Vince McMahon's 10 Biggest Successes
The chairman of WWE deserves more praise than criticism.
After
the controversial and uninspired finishes of Money In The Bank 2017, has Vince
McMahon filed for creative bankruptcy?
Not
since Royal Rumble 2015 have fans flooded social media with such invective about
a WWE pay-per-view. Perhaps if the company hadn’t marketed the annual ladder
match spectacle as “historic,” expectations wouldn’t have been so high. But
when that “historic” moment was tarnished as James Ellsworth retrieved the
magical briefcase for his bae Carmella, the internet erupted.
Critics
lambasted the booking of the first women’s Money in the Bank as sexist,
misogynistic, disgusting and a joke. They argued that having a man win the
match for his woman undermined the credibility of the entire division as well
as the supposed women’s revolution. Mind-boggling decisions followed for the
rest of the night as a great tag team bout ended in a cheap count-out, perennial
jobbers The Ascension were the payoff to a fun mystery angle, and Jinder Mahal
retained the WWE Title in almost the same match that he won it last month.
When
fans look to next month’s PPV for redemption, they’re reminded to turn back the
clock to 1957 for WWE Great Balls of Fire.
It
seems like Vinnie Mac is permanently out of touch, a disappointing final chapter
for pro wrestling’s greatest promoter.
10. NXT TakeOver
You’re
probably surprised that old man McMahon has had any positive effect on NXT.
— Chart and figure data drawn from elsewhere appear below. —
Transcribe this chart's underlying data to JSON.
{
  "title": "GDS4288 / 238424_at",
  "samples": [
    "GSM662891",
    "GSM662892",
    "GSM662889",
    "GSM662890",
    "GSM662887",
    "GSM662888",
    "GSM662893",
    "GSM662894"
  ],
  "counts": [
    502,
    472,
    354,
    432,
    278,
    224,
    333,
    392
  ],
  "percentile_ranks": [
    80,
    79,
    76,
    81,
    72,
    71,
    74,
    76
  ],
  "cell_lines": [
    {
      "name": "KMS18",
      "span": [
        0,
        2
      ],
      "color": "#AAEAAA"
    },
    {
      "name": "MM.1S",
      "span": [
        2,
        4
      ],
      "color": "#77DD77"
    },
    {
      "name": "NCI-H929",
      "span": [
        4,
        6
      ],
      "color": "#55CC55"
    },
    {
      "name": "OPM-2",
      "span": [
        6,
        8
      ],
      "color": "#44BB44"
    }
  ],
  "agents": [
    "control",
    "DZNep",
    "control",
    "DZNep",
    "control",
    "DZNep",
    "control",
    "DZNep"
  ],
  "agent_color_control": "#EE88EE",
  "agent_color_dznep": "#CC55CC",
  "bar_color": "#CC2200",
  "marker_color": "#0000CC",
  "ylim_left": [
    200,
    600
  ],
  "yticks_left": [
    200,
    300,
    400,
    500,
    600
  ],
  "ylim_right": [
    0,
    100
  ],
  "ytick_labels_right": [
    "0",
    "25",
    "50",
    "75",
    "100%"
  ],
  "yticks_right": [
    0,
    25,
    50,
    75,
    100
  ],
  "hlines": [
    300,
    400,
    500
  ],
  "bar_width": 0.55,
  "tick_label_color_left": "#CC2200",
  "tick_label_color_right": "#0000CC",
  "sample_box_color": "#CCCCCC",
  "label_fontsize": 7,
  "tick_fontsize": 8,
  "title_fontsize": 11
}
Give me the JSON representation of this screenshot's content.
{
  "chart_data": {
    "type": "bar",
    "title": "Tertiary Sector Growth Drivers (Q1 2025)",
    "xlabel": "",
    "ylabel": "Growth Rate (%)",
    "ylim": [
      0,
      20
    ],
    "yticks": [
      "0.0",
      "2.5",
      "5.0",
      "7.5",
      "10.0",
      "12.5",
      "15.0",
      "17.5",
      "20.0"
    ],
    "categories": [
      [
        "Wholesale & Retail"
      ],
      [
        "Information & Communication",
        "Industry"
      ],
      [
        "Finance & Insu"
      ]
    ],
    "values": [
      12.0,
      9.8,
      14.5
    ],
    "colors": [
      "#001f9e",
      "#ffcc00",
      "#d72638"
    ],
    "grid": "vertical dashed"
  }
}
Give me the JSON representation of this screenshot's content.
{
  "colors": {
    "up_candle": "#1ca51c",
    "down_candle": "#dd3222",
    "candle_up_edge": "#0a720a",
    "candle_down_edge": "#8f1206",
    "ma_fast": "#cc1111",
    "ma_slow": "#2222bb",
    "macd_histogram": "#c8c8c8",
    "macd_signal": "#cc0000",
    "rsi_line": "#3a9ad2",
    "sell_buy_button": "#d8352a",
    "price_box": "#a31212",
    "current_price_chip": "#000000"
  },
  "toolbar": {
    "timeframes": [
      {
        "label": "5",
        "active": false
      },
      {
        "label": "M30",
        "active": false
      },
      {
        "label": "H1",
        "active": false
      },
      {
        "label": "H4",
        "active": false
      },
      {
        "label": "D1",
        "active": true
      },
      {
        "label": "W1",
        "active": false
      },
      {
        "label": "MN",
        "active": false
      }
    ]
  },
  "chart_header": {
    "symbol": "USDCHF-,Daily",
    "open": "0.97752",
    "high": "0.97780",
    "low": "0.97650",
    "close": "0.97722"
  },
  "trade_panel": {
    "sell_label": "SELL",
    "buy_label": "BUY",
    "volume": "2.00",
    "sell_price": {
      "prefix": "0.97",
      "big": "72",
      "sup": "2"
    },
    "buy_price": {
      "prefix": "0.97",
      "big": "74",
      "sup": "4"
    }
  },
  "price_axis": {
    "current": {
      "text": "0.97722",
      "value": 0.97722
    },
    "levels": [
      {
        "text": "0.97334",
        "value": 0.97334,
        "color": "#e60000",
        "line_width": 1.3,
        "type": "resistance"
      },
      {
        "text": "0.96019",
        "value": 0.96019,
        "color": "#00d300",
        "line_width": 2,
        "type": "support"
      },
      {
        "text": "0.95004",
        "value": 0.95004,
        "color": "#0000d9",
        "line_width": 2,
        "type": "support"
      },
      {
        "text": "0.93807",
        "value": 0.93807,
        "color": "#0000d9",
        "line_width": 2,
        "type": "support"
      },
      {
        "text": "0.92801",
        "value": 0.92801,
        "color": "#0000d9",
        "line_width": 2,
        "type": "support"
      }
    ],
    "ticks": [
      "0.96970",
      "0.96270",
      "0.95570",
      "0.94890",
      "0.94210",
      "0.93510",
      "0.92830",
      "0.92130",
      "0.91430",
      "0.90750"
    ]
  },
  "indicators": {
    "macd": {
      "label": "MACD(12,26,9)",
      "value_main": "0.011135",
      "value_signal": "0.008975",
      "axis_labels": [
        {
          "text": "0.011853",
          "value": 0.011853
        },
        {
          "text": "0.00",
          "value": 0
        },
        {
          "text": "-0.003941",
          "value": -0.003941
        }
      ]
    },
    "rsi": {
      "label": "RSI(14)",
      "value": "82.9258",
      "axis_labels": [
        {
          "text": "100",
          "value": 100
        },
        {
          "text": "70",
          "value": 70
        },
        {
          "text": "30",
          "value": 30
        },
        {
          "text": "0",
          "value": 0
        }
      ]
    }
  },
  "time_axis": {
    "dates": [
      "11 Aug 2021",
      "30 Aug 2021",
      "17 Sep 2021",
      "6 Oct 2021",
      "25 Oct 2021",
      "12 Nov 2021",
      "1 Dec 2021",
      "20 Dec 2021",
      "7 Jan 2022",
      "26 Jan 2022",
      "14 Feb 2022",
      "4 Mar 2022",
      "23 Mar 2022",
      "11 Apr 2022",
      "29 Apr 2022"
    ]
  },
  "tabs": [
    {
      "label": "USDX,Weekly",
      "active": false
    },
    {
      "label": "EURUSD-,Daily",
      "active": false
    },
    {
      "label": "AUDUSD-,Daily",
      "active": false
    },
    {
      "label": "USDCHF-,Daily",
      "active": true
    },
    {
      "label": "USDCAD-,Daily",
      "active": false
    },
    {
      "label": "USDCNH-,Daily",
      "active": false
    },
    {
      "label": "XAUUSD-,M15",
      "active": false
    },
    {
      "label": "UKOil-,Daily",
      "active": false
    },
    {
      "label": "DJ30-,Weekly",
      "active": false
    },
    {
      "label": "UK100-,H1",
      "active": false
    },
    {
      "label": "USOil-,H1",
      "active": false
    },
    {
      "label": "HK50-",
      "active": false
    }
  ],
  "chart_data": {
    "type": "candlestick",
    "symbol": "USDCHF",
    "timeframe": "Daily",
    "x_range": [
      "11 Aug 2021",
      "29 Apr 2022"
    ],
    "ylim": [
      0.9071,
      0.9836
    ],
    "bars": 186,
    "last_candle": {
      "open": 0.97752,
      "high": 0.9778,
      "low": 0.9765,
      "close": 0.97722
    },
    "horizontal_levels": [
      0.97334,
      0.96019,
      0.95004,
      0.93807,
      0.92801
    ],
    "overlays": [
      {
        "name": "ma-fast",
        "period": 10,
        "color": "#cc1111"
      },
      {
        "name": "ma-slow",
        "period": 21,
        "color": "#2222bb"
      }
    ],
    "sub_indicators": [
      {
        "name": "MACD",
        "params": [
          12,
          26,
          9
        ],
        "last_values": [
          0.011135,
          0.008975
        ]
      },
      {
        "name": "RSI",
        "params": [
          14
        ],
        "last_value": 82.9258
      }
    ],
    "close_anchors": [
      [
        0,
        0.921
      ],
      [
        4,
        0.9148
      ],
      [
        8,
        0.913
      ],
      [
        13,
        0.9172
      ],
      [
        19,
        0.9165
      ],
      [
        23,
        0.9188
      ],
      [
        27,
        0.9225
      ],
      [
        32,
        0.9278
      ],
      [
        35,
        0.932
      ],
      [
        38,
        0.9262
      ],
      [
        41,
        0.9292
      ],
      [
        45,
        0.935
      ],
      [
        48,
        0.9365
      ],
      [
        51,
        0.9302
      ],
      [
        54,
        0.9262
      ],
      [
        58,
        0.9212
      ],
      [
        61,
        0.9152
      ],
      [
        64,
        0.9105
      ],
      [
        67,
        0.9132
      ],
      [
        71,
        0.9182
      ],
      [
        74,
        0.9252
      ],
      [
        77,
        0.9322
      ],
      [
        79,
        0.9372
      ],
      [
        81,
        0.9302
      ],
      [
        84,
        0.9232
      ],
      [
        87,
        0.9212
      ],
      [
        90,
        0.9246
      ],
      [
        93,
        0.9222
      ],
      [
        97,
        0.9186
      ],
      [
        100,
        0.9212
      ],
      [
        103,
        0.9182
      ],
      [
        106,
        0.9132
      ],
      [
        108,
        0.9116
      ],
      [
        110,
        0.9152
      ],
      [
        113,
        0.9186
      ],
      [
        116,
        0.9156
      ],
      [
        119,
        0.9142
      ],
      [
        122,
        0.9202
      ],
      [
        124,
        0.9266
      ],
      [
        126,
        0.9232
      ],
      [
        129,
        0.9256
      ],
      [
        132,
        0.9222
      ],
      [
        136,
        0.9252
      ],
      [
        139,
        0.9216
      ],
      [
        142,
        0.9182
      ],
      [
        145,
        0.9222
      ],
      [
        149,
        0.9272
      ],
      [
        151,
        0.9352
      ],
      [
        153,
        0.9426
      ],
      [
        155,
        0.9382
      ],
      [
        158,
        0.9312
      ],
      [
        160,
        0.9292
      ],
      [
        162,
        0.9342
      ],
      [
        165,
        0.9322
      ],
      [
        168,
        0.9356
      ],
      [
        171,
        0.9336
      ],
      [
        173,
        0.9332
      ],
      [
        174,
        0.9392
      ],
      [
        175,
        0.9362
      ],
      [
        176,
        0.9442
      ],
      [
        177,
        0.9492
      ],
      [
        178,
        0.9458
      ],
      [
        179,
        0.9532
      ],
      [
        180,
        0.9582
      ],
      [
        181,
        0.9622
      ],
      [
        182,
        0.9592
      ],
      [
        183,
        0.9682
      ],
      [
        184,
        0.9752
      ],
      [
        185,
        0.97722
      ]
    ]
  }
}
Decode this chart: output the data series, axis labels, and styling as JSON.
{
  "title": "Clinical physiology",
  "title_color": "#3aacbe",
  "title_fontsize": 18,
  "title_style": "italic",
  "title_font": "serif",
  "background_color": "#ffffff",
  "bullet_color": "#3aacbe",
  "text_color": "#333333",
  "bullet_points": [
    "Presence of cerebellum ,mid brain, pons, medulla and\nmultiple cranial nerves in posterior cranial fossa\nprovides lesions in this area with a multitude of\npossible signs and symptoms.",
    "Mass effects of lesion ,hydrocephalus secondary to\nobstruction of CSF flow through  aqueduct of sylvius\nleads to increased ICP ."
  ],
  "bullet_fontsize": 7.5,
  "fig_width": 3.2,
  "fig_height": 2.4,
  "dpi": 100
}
After all, numerous members of the developmental brand (Bayley, The Ascension,
Adam Rose, Bo Dallas, etc.) have had their popularity destroyed once they
graduated to the main roster.
However,
Triple H credits his father-in-law for the concept of NXT TakeOver, a quarterly
live supershow during the weekend of WWE’s Big 4 PPVs that often surpasses the main roster's efforts.
“Why
don’t you look at doing a show that weekend,” Triple H recalls in NXT: The Future Is Now. “We have all
those fans in that weekend, and NXT will be a big part of Fan Axxess, but why
don’t we see how it will do with a show of its own.”